As oxygen was converted to carbon dioxide, free oxygen in the atmosphere declined. By January 1993, Biosphere 2’s carbon dioxide levels were 12 times that of the outside, and oxygen levels were what mountaineers get at 17,000 feet. The crew’s doctor was having trouble adding up simple figures and disqualified himself from duty. So, a year and four months into the mission, tank trucks containing 31,000 pounds of liquid oxygen started driving up the access road to the site.

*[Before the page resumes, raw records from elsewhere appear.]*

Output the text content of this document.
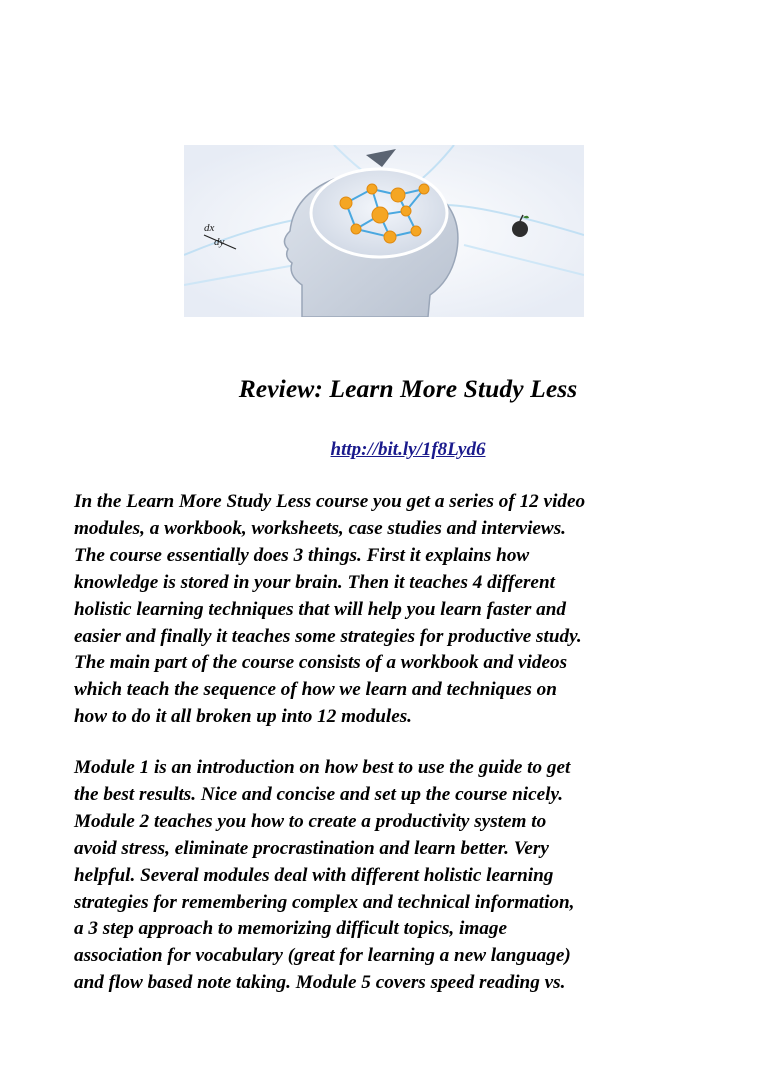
dx
dy
Review: Learn More Study Less
http://bit.ly/1f8Lyd6

In the Learn More Study Less course you get a series of 12 video
modules, a workbook, worksheets, case studies and interviews.
The course essentially does 3 things. First it explains how
knowledge is stored in your brain. Then it teaches 4 different
holistic learning techniques that will help you learn faster and
easier and finally it teaches some strategies for productive study.
The main part of the course consists of a workbook and videos
which teach the sequence of how we learn and techniques on
how to do it all broken up into 12 modules.

Module 1 is an introduction on how best to use the guide to get
the best results. Nice and concise and set up the course nicely.
Module 2 teaches you how to create a productivity system to
avoid stress, eliminate procrastination and learn better. Very
helpful. Several modules deal with different holistic learning
strategies for remembering complex and technical information,
a 3 step approach to memorizing difficult topics, image
association for vocabulary (great for learning a new language)
and flow based note taking. Module 5 covers speed reading vs.
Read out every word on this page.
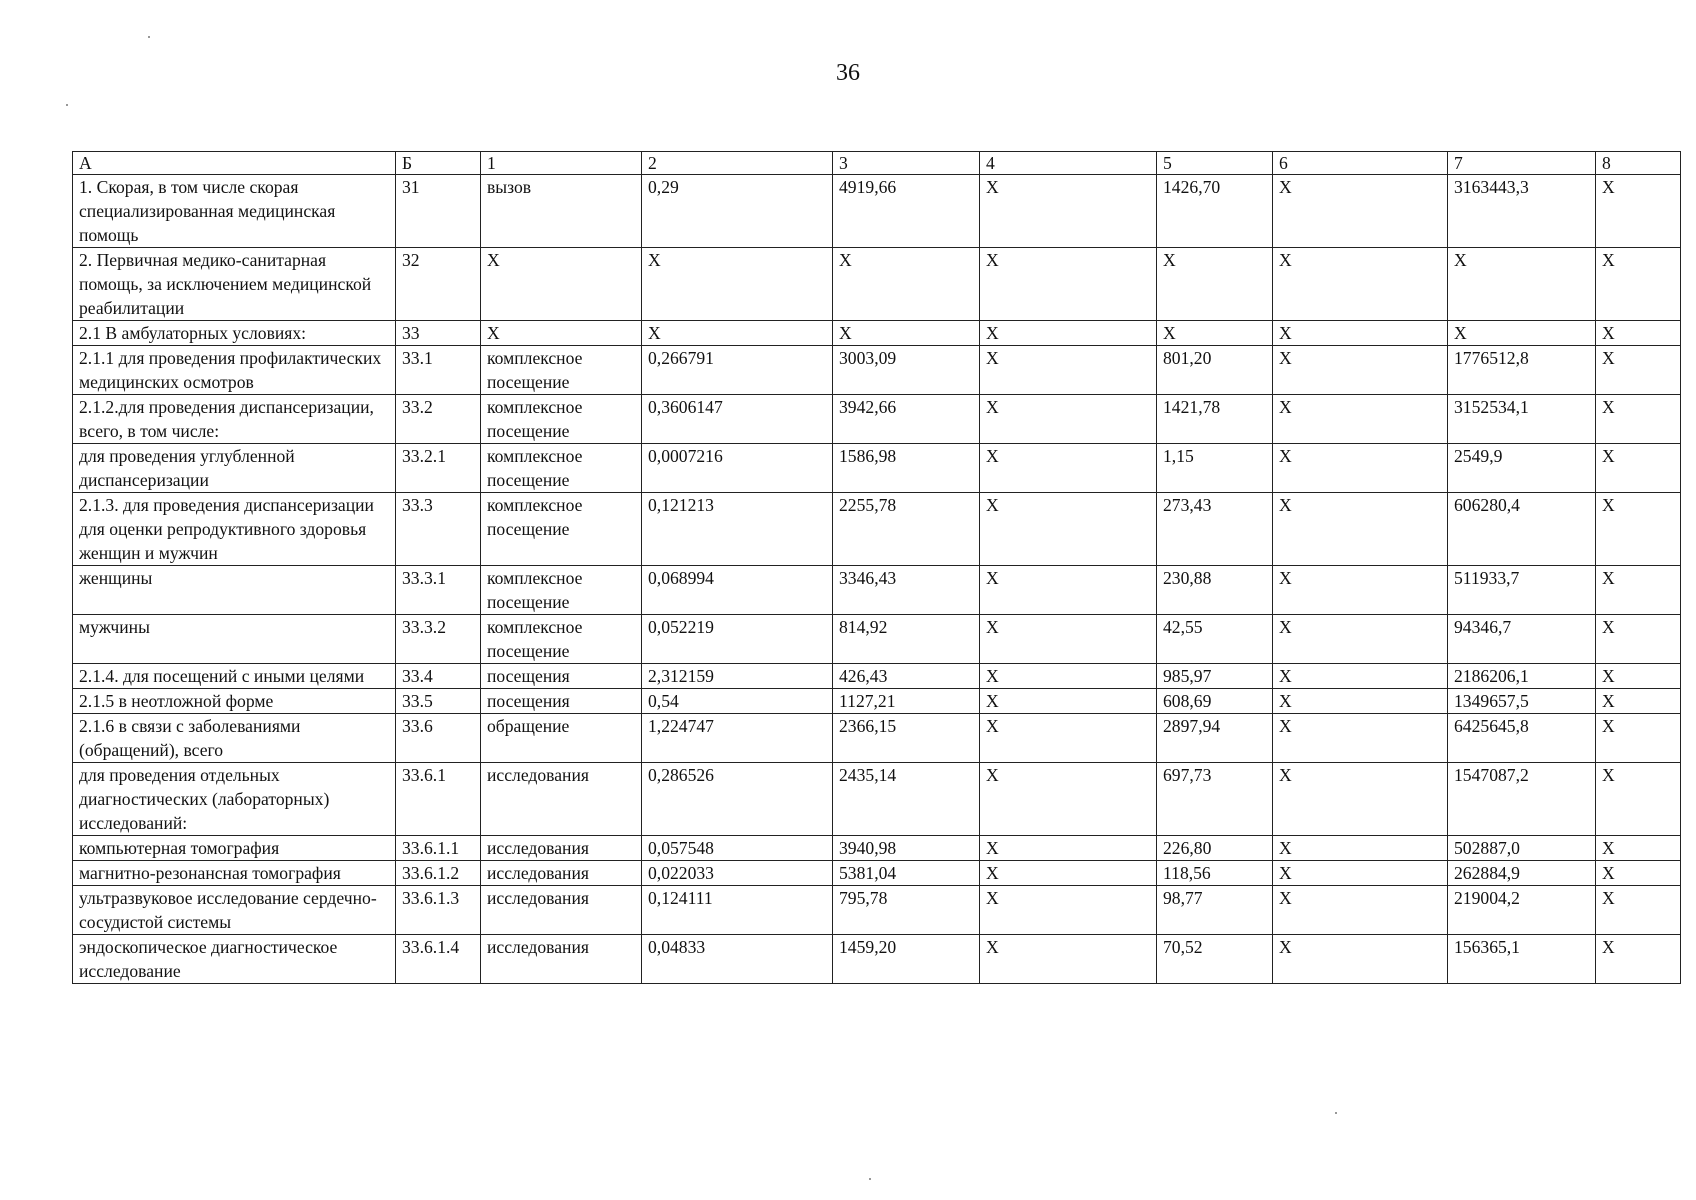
36
А	Б	1	2	3	4	5	6	7	8
1. Скорая, в том числе скорая специализированная медицинская помощь	31	вызов	0,29	4919,66	X	1426,70	X	3163443,3	X
2. Первичная медико-санитарная помощь, за исключением медицинской реабилитации	32	X	X	X	X	X	X	X	X
2.1 В амбулаторных условиях:	33	X	X	X	X	X	X	X	X
2.1.1 для проведения профилактических медицинских осмотров	33.1	комплексное посещение	0,266791	3003,09	X	801,20	X	1776512,8	X
2.1.2.для проведения диспансеризации, всего, в том числе:	33.2	комплексное посещение	0,3606147	3942,66	X	1421,78	X	3152534,1	X
для проведения углубленной диспансеризации	33.2.1	комплексное посещение	0,0007216	1586,98	X	1,15	X	2549,9	X
2.1.3. для проведения диспансеризации для оценки репродуктивного здоровья женщин и мужчин	33.3	комплексное посещение	0,121213	2255,78	X	273,43	X	606280,4	X
женщины	33.3.1	комплексное посещение	0,068994	3346,43	X	230,88	X	511933,7	X
мужчины	33.3.2	комплексное посещение	0,052219	814,92	X	42,55	X	94346,7	X
2.1.4. для посещений с иными целями	33.4	посещения	2,312159	426,43	X	985,97	X	2186206,1	X
2.1.5 в неотложной форме	33.5	посещения	0,54	1127,21	X	608,69	X	1349657,5	X
2.1.6 в связи с заболеваниями (обращений), всего	33.6	обращение	1,224747	2366,15	X	2897,94	X	6425645,8	X
для проведения отдельных диагностических (лабораторных) исследований:	33.6.1	исследования	0,286526	2435,14	X	697,73	X	1547087,2	X
компьютерная томография	33.6.1.1	исследования	0,057548	3940,98	X	226,80	X	502887,0	X
магнитно-резонансная томография	33.6.1.2	исследования	0,022033	5381,04	X	118,56	X	262884,9	X
ультразвуковое исследование сердечно-сосудистой системы	33.6.1.3	исследования	0,124111	795,78	X	98,77	X	219004,2	X
эндоскопическое диагностическое исследование	33.6.1.4	исследования	0,04833	1459,20	X	70,52	X	156365,1	X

The story of fresh-faced idealists getting taken down a notch played well in the media. For two years the glass walls of Biosphere 2 were lined with TV cameras and tourists. The crew’s lives turned into reality TV. In fact, the producers of the world’s first reality TV show, Big Brother, which aired in the Netherlands in 1999, acknowledged Biosphere 2 as their inspiration. True to reality TV’s typical plotline, months cooped up together while struggling with their atmosphere and hunger and being filmed by well-fed people led to squabbles among the Biospherians. They emerged from the air lock in September 1993 in two groups of four who weren’t speaking. Organizational cracks opened between them and their advisory scientists and extended into their relationship with Ed Bass. Originally budgeted at $30 million, Biosphere 2 had already cost a reported $200 million. By the time a second crew took its place inside, Bass had had enough. On April 1, 1994, his bankers, accompanied by carloads of armed federal marshals and sheriff’s deputies, swept into the site with a restraining order. The second crew lingered inside Biosphere 2 for another five months and 16 days before terminating its mission.
Biosphere 2, it was widely reported, was a catastrophe. In 1999, when Time did its fin de siècle summary of the 20th century, it included Biosphere 2 in its list of the worst 100 ideas.
With the biospherians ejected from their eden, Bass’s people began looking for a new entity to operate the facility. Eventually they struck a deal with Columbia University. The new director of research was Wally Broecker, who had coined the term “global warming” two decades earlier. Here was a gigantic laboratory flask with a whole tropical forest and an ocean inside it—models of what many scientists suspected were the two biggest carbon sinks in the world. By 1995, when the deal was closed, Broecker was not alone in his sense of urgency.